It has been reported that water companies are considering charging for waste not just by volume as it is at the moment but by how solid the waste it since it takes more to break it down and is therefore more costly.
Fluid can easily flow and is easily broken down by the treatment process but thicker substances like faeces or blocks of soap which are often flushed down the toilet cost more to break down.
There is a new piece of equipment which operates like a mill with water and runny fluids passing through easily but thicker substances which mechanically 'knocks' the flaps which are then metered and customers are charged accordingly. Like water meters these devices can be installed by the waste outlet by being fastened to the cover where a reading can be taken by sliding a panel without having to remove the cover.
The water companies were accused of talking wet but after seeing how much longer it took thicker waste to be processed, the sewage minister, Ivor Crapp accepted the measures and said that a study will be conducted to see how pricing can be justified for this additional cost to the water companies.
Sewage was not the only issue being discussed this weekend but with all the heavy rain there was talk on how to offset the huge cost of flooding which has been devastating communities for the past few years in parts of the country.
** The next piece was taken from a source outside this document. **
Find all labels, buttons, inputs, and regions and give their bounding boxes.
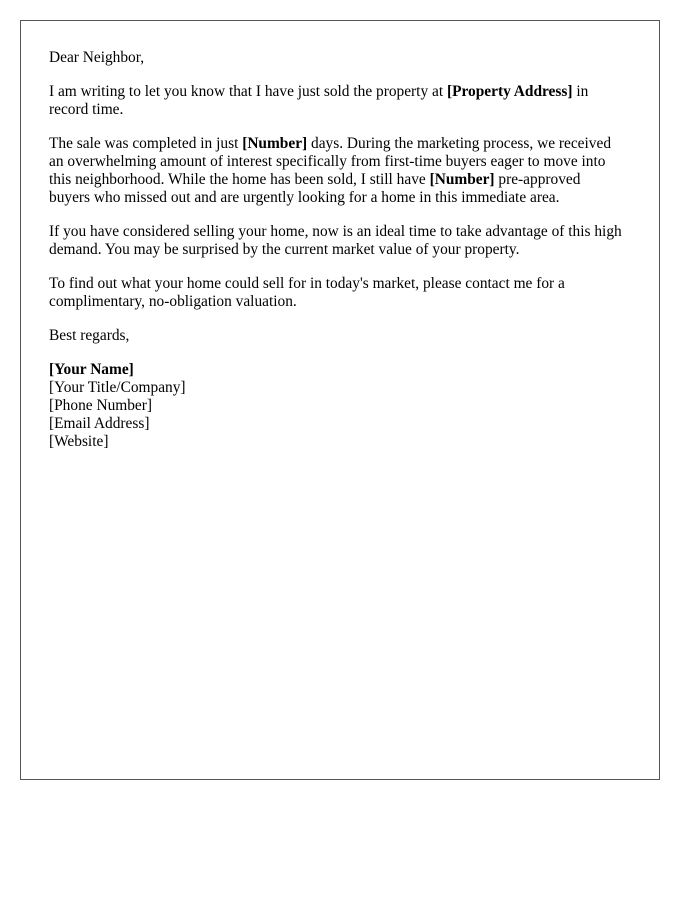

The chancellor Mr. Darling suggested that while flooded communities were burdened with these extra costs as well as the trauma of losing their valuable possessions to the floodwater, it was only fair to impose higher council taxes on households which are least likely to be flooded and this was seen as another stealth tax on those who make the effort to get their facts right and do things properly without being caught out.
This idea didn't get very far though and went down the pan, but it was easily broken down into details and therefore didn't cost much to dispose of but was still considered to be a 'waste' of taxpayers' money.